I suppose everyone who writes on a regular basis has to come to terms with the inevitable feeling that right now I have nothing to say. Actually I find the feeling quite liberating. At the same time, because I am such a know-it-all I suppose, I have this burning feeling that if I don’t say something, anything, I am going to scream. It is not about talking or about saying anything at all. It is about creating.
“A million things to say, and nothing to say” said my wife. Absolutely right!
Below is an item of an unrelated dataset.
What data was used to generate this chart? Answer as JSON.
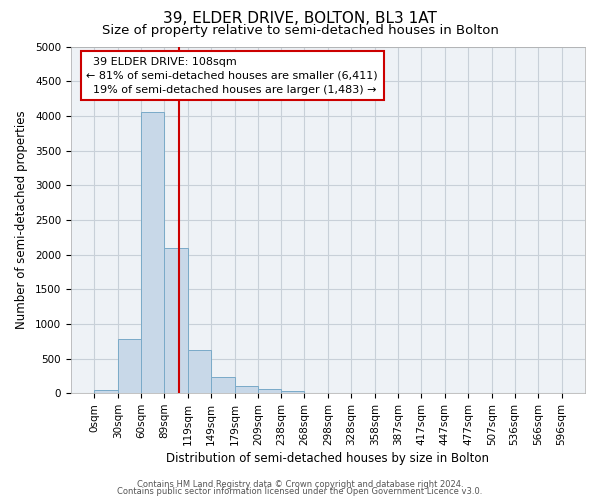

The new schedule, work, research for school, the extra hours that J. needs for work makes time feel like a jumble of random facts colliding together. Every semester, for the last four years, we have had to reinvent our routine, come up with a new set of compromises to make it all come out. I think we both feel that creativity takes a hit in these periods, as we are forced to focus on what we think we have to do, and art and writing become relegated to the things we want to do. Creativity, thank god, isn’t so easily suppressed for those that know the burning urge to create.
For me creation is a very solitary act, while J. seems to move fluidly between making for herself, and making art with friends, an act that seems to invigorate and inspire the participants to greater depths of friendship even as it often yields the most delightful and spontaneous works of art.
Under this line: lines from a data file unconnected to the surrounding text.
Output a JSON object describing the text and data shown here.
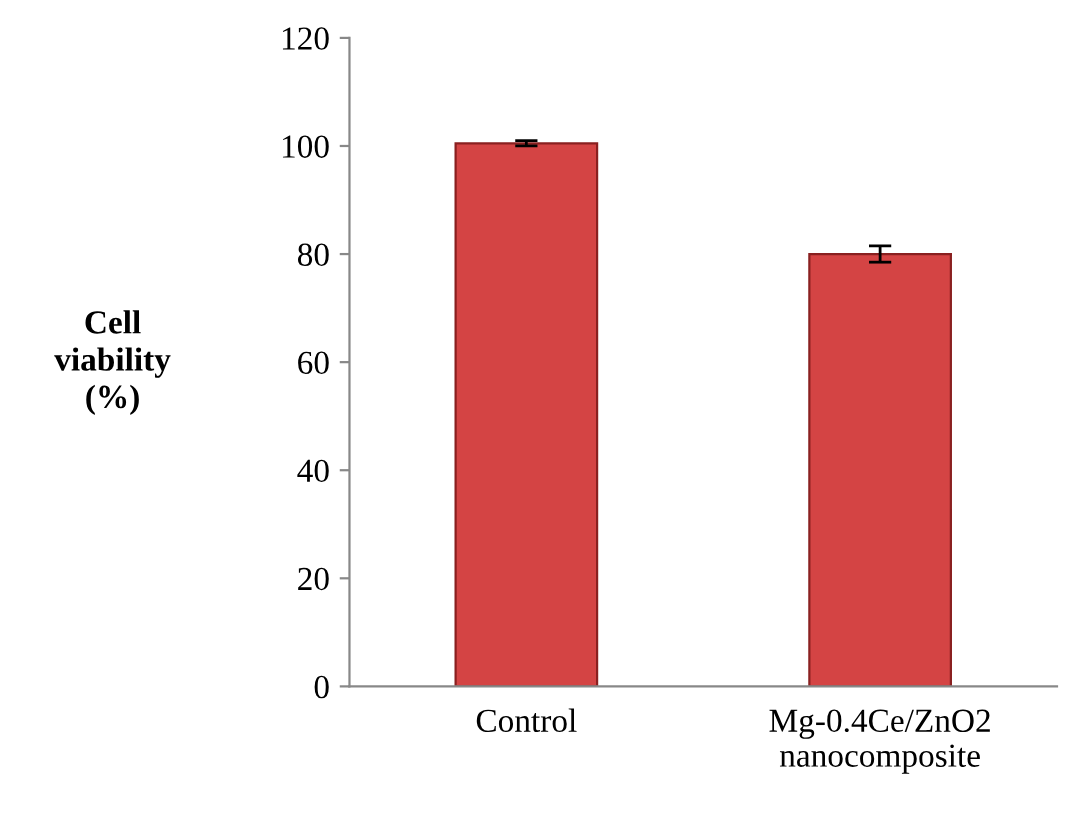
{
  "chart_data": {
    "type": "bar",
    "ylabel": "Cell\nviability\n(%)",
    "categories": [
      "Control",
      "Mg-0.4Ce/ZnO2\nnanocomposite"
    ],
    "values": [
      100.5,
      80
    ],
    "errors": [
      0.5,
      1.5
    ],
    "color": "#d44444",
    "ylim": [
      0,
      120
    ],
    "yticks": [
      0,
      20,
      40,
      60,
      80,
      100,
      120
    ],
    "grid": false,
    "legend": false
  }
}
As the urge to create rises up out of me I feel a kind of cocoon forming around my thoughts, a place where they can grow and transform. Sometimes it leaves me feeling very isolated, though this feeling disappears quickly as I invite J. to view the work in its various sages of completion. She is one of the few people that seem to naturally understand that an unfinished work is just that, unfinished, and won’t criticize what isn’t there. It is a rare gift.
“The angel was already in the marble,” said Michelangelo. “All I had to do was remove the bits around her.”
That feels right. Even though I can’t always see the finished product in my minds eye, I know that it is there, the pulsing chrysalis yearning to break free.
Talking to J. yesterday she recounted the craziness of the schedule, of trying to raise four kids, to make ends meet and find time enough to get the things we have to do done. Grateful, she told me of the support network of friends that she has that have given her time and food and a clarity that can only come from the gift of friendship. Grateful I thought about how our relationship has evolved over time, that it is flexible enough to handle the changes of schedule and the demands of life, and at the same time allows for growth and creativity.